12/15 ans

Mon ado est scotché à son écran…
Et s’il lisait ?

Les jeunes lisent toujours, mais différemment. Les joujoux numériques ne les empêchent pas de lire. Ils peuvent même devenir les meilleurs alliés du livre ou de la lecture.

Mon ado est scotché à son écran… Et s’il lisait ?

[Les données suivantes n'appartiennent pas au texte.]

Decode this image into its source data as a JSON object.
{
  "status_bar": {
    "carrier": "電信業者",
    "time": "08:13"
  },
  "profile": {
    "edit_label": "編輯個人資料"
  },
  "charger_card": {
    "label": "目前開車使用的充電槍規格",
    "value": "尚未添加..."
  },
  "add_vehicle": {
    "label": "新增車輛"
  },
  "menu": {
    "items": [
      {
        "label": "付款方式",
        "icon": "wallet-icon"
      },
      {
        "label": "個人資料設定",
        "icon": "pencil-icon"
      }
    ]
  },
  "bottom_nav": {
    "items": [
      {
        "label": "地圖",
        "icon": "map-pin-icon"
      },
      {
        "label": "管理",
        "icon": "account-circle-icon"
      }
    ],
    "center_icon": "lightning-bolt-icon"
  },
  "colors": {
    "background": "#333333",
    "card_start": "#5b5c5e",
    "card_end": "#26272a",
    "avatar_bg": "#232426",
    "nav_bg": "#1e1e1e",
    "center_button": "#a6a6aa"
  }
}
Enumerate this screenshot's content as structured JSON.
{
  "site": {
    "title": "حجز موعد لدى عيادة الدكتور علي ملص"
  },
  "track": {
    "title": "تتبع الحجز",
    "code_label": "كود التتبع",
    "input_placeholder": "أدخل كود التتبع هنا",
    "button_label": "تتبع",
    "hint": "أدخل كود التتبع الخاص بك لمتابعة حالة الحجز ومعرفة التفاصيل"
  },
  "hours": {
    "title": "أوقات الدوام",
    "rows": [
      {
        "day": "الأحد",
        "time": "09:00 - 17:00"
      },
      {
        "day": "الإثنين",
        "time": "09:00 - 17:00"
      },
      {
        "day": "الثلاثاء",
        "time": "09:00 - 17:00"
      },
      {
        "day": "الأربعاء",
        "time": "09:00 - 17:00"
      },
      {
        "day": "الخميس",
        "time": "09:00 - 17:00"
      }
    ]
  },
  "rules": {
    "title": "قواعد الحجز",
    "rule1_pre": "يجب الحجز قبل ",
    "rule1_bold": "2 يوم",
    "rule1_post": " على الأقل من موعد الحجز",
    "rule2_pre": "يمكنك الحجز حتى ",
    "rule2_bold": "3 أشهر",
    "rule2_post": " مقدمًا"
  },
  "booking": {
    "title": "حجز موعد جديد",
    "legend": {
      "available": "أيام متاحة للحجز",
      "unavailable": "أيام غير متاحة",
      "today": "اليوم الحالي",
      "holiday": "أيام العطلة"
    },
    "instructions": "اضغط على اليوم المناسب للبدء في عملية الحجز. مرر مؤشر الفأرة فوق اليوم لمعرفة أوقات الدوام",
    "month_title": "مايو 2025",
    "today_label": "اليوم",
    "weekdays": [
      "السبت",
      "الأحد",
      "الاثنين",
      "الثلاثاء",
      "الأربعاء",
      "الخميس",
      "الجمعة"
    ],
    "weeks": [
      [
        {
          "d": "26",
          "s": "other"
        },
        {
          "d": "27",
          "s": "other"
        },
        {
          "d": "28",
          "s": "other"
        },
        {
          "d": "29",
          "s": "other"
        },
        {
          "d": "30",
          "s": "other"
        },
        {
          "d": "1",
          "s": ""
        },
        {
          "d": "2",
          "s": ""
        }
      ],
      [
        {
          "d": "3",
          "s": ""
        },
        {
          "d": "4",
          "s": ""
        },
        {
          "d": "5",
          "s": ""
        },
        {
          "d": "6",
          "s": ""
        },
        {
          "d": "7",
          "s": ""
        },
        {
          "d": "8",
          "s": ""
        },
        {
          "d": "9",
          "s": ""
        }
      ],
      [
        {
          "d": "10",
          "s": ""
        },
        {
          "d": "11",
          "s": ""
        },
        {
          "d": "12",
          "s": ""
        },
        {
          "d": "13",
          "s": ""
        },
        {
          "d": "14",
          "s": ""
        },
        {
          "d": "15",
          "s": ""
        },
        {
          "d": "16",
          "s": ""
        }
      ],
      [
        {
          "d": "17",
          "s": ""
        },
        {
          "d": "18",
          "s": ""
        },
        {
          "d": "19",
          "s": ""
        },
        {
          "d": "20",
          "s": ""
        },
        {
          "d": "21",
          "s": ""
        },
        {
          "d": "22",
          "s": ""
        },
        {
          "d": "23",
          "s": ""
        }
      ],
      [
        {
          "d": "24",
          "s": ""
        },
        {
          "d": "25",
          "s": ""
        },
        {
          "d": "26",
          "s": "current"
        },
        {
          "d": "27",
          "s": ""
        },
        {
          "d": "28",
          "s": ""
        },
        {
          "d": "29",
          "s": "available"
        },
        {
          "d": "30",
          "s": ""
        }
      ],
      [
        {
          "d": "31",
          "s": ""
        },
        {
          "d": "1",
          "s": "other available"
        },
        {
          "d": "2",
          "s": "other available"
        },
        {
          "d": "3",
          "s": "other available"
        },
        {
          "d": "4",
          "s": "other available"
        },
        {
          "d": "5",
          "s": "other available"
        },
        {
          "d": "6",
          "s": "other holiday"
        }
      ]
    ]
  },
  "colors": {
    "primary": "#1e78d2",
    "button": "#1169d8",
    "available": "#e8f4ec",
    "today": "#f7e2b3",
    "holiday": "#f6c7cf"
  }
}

« Ah, les jeunes, ils ne lisent plus ». La sentence est aussi facile qu’elle est erronée. Oui, les jeunes lisent encore, selon une étude du Centre national du livre, en France. Entre 7 et 19 ans, ils consacrent même trois heures environ, en moyenne, chaque semaine à la lecture dite traditionnelle. Et pas seulement sous la contrainte scolaire mais aussi par goût personnel, pour leurs loisirs (78 % des 1 500 sondés). S’ils lisent six ouvrages par trimestre, quatre sont dévorés dans le cadre de leurs loisirs. Ils lisent avant tout pour le plaisir (55 %), pour se détendre (48 %) et… s’évader, rêver (42 %).
Bien sûr, les temps ont changé, c’est indéniable. Les ados ont plus d’activités extrascolaires et de loisirs d'intérieur que leurs parents. À la maison, les supports de divertissement se sont multipliés : télé, console, ordi, tablette, smartphone… C'est dans l'air du temps. Ils lisent donc sans doute moins que leurs aînés. Seuls 12 % des 15-24 ans sondés estiment « lire beaucoup » et ils sont 45 % à avouer lire de moins en moins souvent, par « manque de temps ».
Sur leurs joujoux numériques, que font-ils ? Ils jouent, chattent et partagent leurs souvenirs et expériences... mais pas pendant les huit heures par semaine en moyenne qu'ils passent devant un écran. Ils lisent aussi. Ils parcourent des articles, des livres numériques (20 % s’y sont déjà frottés). Les « digital natives » ne sont finalement que curieux de découvrir tout ce que la société (de consommation) leur présente.
Malgré les nombreuses tentations plus « dynamiques », ils continuent de lire. Voilà qui clouera le bec à quelques-uns, anti-numériques par principe, qui ronchonnent dès que pointe un écran. Et il serait donc triste de mettre au pilori toute une génération en proclamant leur désamour de la littérature.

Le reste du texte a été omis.